The Obama administration is allocating $20 million for a new national program which will provide body cameras for law enforcement officers in approximately 50 police departments across the country. The grants come in the wake of a string of police misconduct cases, two of which were caught on camera in New York and South Carolina, where the respective suspects were killed.
The Department of Justice launched a “policing task force” in December 2014 in response to the Ferguson case, and in their report published March 2 the panel cited a study which suggested that policemen have nearly 90 percent fewer incidents of violence and 60 percent fewer complaints filed against them when they are wearing video recording devices.
The program has the full support of new Attorney General Loretta Lynch who made the following statement Thursday:
“(The program is a) vital part of the Justice Department’s comprehensive efforts to equip law enforcement . . . with tools, support and training they need to the tackle the 21st century challenges we face.”
Even Hillary Clinton has jumped on the bandwagon, calling for mandatory body-cams in all law-enforcement agencies nation-wide in order to “improve transparency and accountability” and “help protect good people on both sides of the lens”.
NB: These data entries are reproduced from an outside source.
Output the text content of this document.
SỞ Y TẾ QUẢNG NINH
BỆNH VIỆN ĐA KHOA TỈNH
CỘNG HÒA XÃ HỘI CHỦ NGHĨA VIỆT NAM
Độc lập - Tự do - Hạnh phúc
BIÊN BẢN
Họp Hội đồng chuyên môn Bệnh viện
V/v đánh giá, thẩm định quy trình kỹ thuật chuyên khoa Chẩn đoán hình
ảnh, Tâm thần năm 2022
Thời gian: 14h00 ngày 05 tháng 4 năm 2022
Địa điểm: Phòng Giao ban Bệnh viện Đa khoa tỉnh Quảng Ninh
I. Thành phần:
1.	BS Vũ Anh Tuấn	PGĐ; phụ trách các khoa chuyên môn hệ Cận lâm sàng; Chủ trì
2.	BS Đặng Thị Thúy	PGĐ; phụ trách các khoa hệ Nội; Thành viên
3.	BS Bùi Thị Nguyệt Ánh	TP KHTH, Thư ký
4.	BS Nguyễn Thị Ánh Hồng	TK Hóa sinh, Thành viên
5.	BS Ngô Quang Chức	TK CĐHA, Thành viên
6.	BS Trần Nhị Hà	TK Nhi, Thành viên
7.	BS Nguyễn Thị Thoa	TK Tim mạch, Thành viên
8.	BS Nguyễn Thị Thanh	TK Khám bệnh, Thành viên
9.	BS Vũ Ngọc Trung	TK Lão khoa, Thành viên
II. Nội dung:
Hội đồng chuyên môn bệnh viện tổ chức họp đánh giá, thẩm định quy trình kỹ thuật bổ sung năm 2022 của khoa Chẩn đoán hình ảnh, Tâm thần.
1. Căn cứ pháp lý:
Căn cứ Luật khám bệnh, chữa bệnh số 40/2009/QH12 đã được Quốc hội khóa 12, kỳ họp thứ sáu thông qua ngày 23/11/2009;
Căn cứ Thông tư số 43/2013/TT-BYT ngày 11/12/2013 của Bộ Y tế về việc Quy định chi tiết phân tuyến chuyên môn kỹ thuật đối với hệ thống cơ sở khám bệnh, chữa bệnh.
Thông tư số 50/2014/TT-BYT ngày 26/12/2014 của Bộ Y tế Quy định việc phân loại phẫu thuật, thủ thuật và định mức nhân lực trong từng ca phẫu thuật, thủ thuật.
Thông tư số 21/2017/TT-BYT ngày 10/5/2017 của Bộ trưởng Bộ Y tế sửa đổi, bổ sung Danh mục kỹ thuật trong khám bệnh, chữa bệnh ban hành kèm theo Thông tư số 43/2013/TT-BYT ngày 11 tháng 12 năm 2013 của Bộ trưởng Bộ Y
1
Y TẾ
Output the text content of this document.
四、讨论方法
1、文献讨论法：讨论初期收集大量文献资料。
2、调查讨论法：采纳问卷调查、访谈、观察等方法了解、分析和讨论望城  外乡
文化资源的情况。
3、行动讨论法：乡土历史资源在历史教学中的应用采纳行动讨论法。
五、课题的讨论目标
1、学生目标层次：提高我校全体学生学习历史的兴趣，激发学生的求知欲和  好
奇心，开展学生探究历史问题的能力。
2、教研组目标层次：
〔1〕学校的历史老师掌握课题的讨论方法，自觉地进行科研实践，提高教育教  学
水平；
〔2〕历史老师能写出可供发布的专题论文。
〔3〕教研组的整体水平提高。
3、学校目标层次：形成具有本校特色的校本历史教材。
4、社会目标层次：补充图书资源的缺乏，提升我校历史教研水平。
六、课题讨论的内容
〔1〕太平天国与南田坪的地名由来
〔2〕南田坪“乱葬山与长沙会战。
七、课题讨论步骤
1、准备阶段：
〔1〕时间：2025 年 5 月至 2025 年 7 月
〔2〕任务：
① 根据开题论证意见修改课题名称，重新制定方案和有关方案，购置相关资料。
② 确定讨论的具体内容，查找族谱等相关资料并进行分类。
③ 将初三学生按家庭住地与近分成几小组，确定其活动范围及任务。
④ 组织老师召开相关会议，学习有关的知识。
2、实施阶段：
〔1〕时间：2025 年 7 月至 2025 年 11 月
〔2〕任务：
The White House and Justice Department aren’t the only ones calling for more visual documentation of police practices. On Thursday, Mayor Ed Lee of San Francisco announced that he is requesting $6.6 million to put cameras on all city-officers to encourage both citizens and police to “behave better.”
According to the American Civil Liberties Union, 25 percent of law enforcement agencies across the country currently use body-cameras, but a large majority are still experimenting with the new technology to study it’s effectiveness.